- Born: London, England
- Education: BSc Product Design, 1997, MSc Mechanical Engineering, Stanford University, 1998
- Occupations: Entrepreneur, Investor

= Alexander Asseily =

British-Lebanese investor and entrepreneur

Alexander Asseily is a British/Lebanese technology entrepreneur and investor. He has been a founder of various companies including consumer electronics company Jawbone, women's health company, Elvie, and Zulu Group. His business interests in the field are extensive, and he has held executive roles with companies such as Lilium, Atomico Ventures and Azimo.

== Education and early career ==

Raised in Beirut, Lebanon and London, UK, Asseily was educated in England before moving to California to obtain a Bachelor of Science in product design in 1997 and a master's in mechanical engineering in 1998 from Stanford University.

In 1999, Asseily founded Aliph (AliphCom) with Hosain Rahman to develop voice communications technologies that were based on ideas originating from his Stanford senior thesis, starting with noise suppression products. In 2002, the company won a contract with DARPA, the Pentagon's research body, to look into ways for soldiers to communicate in adverse noise conditions. The product was initially trademarked Noise-Assassin.

== Notable entrepreneurial work ==
In September 2004, Aliph company released its first consumer headset product under the Jawbone brand, followed by the Jawbone Bluetooth headset in 2006. In 2010, Aliph launched the Jambox wireless speakers on the back of its success in Bluetooth headsets. It was one of the first Bluetooth speakers that was considered to be truly portable with a sleek design and high sound quality.

In 2011, Aliph started operating as Jawbone, a company that had at the time secured more than $100 million in growth funding from the Mayfield Fund, Khosla Ventures, Sequoia Capital, Andreessen Horowitz, Yuri Milner and J.P. Morgan, among others. Jawbone subsequently released the Mini Jambox and Big Jambox, with differing options in size, portability and sound output. Asseily was CEO of Jawbone until 2007, executive chairman until 2011 and non-executive chairman until his departure in January 2015.

In 2011-2012, Asseily raised $14 million in seed financing to develop State, a social network to connect people through their opinions, which he co-founded with his brother Mark Asseily that launched at TechCrunch Disrupt in September 2013.

He founded Zulu Group in 2013 to invest in high-impact ideas. That same year, Asseily co-founded Chiaro Technology with Tania Boler in 2013. The women's health startup is best known for developing the wearable breast pump, the Elvie Pump, and its pelvic floor exerciser, the Elvie Trainer, which were accompanied by an app to track progress. The trainer product won the Best R&D Award at the AXA PPP Health Tech and You awards 2015 and was also the winner of the Red Dot Product Design Award in 2016.

In 2016, Asseily invested in Lilium, an electric vertical-takeoff-and-landing (eVTOL) jet aircraft startup, where he was executive vice chairman. The company went public on the NASDAQ in 2021.

==Other investments==
Asseily was an entrepreneur partner at Atomico, which invests in technology companies and founded in 2006 by Skype co-founder, Niklas Zennström.

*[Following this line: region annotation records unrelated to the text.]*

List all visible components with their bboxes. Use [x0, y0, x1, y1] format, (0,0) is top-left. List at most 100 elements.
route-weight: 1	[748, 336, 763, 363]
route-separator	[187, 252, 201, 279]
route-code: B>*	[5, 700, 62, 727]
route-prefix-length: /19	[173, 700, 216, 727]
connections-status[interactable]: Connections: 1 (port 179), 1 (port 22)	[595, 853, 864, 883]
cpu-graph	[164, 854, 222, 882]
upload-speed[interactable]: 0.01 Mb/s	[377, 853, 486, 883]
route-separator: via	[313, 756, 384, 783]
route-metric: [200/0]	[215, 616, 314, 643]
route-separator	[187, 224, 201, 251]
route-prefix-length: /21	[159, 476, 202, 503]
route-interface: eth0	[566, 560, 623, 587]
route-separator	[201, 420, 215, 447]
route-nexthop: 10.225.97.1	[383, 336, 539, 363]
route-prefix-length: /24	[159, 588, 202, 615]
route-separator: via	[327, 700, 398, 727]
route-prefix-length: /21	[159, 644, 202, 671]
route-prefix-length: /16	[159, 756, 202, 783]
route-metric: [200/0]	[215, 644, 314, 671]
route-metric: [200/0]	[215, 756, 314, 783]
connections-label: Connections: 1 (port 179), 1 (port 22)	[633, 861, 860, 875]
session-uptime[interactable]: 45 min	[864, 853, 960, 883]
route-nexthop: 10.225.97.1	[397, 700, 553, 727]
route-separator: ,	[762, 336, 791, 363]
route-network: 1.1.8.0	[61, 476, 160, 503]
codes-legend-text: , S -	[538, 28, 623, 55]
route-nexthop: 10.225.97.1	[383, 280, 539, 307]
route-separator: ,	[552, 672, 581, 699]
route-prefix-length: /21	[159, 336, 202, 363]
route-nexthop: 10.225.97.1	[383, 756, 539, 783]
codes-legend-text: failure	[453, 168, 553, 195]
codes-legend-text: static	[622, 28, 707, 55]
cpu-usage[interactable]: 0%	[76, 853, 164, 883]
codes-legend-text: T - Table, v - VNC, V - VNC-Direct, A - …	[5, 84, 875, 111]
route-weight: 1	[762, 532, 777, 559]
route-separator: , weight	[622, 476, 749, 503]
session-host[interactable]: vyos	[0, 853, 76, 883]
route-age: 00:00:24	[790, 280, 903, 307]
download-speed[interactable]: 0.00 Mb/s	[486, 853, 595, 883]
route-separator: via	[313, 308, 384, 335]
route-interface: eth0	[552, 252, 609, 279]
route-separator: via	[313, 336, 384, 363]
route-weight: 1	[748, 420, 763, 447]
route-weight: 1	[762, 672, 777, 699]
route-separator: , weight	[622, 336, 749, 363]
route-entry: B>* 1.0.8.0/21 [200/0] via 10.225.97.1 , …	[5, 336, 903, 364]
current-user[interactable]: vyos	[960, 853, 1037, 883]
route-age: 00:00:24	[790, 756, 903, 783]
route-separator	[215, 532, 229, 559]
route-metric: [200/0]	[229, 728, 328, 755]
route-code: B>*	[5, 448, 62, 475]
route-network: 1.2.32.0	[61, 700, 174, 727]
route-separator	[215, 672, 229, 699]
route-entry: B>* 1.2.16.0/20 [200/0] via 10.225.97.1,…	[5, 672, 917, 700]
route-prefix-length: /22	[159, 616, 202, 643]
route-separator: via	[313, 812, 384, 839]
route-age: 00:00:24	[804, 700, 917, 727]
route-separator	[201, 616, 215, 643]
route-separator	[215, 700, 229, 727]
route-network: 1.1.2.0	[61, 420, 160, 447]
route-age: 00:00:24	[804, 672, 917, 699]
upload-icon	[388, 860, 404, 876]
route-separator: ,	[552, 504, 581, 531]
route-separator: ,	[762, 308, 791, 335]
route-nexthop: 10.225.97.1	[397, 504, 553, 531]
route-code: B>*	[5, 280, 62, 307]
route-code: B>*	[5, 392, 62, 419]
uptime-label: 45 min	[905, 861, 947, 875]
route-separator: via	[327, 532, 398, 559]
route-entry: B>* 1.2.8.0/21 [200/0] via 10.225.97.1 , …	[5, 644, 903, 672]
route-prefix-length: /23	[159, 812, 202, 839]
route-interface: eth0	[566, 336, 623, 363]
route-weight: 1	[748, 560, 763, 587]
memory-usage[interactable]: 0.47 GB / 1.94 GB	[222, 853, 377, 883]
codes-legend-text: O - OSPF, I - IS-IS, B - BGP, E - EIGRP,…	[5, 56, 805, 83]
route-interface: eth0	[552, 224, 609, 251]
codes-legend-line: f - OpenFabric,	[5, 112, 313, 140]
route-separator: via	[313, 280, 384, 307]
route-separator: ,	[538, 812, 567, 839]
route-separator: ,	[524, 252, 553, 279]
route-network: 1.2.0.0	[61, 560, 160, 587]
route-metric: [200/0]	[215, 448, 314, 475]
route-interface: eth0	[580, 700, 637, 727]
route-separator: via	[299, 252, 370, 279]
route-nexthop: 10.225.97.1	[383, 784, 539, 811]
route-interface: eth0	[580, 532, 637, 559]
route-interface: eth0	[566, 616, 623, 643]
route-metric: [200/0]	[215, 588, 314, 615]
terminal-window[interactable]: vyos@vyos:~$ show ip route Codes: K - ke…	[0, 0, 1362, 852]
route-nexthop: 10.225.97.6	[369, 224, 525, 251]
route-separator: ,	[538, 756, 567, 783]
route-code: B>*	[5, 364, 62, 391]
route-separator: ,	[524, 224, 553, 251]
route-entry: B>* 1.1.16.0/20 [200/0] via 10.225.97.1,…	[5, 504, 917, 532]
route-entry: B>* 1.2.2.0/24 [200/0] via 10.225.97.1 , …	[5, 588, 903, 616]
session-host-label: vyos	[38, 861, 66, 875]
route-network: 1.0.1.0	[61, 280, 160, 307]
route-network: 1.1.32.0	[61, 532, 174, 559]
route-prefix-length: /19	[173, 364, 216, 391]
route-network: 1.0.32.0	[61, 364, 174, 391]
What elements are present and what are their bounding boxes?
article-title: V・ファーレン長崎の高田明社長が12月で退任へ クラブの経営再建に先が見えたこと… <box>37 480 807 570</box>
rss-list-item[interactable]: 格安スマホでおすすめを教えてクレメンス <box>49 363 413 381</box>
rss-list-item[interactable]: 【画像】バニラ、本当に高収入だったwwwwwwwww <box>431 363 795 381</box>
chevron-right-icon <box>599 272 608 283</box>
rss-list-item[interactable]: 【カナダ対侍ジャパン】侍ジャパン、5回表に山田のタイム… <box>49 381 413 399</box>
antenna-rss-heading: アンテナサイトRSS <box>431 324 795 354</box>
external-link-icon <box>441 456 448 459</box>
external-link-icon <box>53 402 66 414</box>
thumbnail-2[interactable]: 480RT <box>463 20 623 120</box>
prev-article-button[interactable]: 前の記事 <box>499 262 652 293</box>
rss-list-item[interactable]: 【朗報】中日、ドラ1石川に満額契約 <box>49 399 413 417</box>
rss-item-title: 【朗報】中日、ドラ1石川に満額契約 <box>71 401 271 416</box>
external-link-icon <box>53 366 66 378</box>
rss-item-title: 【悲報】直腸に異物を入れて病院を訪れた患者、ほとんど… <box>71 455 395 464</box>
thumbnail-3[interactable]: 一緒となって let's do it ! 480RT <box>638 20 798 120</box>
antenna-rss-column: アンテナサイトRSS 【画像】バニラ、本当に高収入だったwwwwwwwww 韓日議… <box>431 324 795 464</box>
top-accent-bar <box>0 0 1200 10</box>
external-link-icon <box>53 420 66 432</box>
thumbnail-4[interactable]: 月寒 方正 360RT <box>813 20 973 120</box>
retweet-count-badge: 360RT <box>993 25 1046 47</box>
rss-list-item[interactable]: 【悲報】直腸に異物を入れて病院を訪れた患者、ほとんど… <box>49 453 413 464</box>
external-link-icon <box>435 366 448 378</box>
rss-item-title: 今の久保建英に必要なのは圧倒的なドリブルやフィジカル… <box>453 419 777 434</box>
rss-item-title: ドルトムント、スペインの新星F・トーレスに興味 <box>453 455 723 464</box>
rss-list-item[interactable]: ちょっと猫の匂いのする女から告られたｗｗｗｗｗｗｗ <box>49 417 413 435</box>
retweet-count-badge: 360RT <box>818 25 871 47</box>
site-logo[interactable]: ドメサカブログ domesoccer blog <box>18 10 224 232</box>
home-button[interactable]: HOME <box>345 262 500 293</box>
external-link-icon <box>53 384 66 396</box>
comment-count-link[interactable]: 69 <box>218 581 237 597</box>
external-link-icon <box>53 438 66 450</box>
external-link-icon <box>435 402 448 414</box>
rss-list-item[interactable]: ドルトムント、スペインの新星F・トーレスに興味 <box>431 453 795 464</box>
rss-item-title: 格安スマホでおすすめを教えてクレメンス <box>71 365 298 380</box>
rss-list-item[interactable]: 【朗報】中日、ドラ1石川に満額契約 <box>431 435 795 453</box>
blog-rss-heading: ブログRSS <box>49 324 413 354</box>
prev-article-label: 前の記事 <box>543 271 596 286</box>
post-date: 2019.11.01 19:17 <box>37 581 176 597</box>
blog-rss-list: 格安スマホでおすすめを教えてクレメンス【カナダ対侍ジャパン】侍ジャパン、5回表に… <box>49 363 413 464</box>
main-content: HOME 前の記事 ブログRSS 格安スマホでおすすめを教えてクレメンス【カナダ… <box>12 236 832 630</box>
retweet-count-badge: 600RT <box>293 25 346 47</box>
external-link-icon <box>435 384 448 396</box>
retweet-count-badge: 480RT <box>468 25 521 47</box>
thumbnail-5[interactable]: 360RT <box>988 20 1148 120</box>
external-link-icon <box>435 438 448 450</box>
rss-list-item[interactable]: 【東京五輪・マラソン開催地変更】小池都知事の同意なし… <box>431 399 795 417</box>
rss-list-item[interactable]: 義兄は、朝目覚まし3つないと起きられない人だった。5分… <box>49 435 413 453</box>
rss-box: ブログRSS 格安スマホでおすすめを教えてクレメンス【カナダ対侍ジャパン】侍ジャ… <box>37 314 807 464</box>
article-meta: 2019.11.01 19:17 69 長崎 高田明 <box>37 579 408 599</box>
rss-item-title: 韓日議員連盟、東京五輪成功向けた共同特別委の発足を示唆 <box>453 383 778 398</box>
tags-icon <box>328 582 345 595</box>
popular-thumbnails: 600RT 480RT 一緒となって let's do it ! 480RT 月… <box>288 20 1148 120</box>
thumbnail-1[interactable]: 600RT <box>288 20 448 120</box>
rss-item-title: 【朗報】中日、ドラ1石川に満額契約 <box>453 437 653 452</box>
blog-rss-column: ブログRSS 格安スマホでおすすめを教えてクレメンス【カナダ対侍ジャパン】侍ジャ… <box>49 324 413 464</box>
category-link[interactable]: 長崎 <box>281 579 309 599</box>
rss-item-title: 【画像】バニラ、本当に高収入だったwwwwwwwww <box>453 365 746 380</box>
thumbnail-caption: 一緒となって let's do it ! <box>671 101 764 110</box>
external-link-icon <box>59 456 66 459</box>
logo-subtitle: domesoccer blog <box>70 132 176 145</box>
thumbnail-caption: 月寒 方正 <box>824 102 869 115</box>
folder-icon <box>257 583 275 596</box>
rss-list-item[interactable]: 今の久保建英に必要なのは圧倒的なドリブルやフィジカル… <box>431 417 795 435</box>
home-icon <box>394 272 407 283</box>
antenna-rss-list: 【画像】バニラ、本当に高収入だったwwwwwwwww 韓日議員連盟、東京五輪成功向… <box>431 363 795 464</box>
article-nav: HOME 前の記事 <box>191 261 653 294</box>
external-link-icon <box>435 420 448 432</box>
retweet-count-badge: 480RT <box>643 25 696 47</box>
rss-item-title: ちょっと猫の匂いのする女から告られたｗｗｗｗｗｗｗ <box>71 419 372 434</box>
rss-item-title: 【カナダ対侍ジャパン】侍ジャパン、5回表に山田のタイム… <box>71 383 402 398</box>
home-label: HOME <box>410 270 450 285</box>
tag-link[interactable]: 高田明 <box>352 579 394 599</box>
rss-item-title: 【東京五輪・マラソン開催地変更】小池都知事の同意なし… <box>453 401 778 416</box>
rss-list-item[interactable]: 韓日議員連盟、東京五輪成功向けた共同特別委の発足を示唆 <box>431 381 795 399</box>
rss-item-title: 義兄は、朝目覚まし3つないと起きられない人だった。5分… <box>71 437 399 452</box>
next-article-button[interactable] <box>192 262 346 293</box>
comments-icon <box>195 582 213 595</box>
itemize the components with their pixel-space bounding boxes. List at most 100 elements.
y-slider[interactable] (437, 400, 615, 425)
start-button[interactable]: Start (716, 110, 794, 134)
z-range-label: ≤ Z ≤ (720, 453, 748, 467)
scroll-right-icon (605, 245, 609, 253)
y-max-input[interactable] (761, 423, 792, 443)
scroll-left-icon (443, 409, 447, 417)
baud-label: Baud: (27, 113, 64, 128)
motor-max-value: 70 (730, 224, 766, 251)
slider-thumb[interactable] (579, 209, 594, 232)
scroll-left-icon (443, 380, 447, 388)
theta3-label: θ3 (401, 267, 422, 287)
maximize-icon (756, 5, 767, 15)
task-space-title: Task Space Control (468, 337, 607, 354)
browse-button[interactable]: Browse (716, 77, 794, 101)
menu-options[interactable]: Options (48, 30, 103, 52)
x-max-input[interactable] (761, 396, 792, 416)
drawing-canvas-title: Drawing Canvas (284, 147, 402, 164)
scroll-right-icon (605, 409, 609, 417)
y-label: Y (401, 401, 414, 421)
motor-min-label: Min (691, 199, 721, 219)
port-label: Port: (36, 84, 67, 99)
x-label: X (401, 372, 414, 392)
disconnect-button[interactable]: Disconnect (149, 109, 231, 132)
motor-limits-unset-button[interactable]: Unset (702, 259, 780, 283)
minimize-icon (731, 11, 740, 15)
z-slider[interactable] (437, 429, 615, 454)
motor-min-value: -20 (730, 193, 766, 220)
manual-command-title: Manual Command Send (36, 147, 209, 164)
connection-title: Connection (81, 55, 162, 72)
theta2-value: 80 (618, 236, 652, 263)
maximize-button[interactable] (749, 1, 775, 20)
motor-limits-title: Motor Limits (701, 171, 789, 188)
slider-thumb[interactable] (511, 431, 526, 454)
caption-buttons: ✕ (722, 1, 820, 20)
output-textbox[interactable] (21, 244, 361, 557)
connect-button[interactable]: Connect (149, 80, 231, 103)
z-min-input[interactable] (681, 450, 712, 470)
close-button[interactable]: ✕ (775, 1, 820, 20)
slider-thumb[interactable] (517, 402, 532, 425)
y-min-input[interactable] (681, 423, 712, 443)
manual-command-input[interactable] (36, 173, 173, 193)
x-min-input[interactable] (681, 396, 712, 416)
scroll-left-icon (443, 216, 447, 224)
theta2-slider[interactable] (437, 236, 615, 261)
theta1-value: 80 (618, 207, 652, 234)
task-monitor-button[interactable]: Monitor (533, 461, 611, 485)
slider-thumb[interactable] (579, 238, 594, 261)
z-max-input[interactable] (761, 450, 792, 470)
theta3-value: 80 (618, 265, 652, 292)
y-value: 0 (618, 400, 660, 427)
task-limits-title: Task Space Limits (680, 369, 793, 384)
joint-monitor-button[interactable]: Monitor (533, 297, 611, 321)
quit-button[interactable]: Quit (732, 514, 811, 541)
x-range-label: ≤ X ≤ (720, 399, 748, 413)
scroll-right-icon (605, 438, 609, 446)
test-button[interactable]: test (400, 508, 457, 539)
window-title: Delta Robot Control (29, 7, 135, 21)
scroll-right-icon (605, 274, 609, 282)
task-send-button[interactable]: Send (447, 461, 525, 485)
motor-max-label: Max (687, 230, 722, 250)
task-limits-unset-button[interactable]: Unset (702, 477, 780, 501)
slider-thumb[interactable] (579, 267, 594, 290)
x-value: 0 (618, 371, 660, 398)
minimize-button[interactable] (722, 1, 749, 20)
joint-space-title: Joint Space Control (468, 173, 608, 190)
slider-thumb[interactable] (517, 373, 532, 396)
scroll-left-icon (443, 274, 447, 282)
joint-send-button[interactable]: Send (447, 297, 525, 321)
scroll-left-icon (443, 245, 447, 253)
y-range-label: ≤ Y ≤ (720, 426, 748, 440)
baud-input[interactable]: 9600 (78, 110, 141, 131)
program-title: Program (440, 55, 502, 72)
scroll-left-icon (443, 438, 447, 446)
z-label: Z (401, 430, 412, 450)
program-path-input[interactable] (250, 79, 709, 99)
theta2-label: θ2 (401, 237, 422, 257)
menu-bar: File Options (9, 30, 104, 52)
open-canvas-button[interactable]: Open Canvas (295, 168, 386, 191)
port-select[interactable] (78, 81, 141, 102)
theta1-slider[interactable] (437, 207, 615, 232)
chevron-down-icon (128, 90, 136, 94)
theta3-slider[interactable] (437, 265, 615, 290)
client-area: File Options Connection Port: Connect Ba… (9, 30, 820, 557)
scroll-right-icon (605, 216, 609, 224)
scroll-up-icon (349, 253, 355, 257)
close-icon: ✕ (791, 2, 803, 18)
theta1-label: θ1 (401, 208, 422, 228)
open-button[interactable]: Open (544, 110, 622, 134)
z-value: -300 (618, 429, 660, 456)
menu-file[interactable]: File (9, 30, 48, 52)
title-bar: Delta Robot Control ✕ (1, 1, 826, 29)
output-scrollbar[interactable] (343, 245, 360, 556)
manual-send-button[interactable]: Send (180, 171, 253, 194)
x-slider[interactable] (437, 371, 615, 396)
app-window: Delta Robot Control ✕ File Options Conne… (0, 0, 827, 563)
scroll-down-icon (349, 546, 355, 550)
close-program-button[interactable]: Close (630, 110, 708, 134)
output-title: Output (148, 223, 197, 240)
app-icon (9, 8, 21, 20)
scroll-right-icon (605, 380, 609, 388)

He was also non-executive chairman at Azimo, a money transfer business based in London. Azimo was acquired by Papaya Global in 2022.

In 2011, Asseily also invested in Lulu, a dating intelligence app marketed at college-age women.

Asseily acted as an advisor to Osper, a company that provides pre-paid debit cards for children, after investing in the company in 2013. Alongside other tech investors, Asseily backed SmartUp, an app designed to aid start-ups. He is also an investor in the club and work space Second Home.

==Personal life and recognition==
He has produced two documentaries pertaining to conflict in the Middle East and acted as executive producer for feature-length documentary Aluna. The film centers around the ancient Kogi tribe of Colombia, who emerge from their native land to warn the rest of the world about environmental dangers and how to address them. The film was released in June 2012. He also produced the short film Two Men, One War, 33 Years On, which was broadcast on CNN, about two Lebanese civil war fighters reconciling with their past.

In 2015, he partnered with a design studio to reimagine the disco ball as a programmable modular lighting sculpture known as "Disco Disco". The project was showcased at exhibitions in London and Paris. Asseily was recognized as one of Europe's top technology entrepreneurs in the Financial Times Eurotech 50 list that same year. Business Insider named Asseily the 33rd most influential person in Silicon Valley in 2013.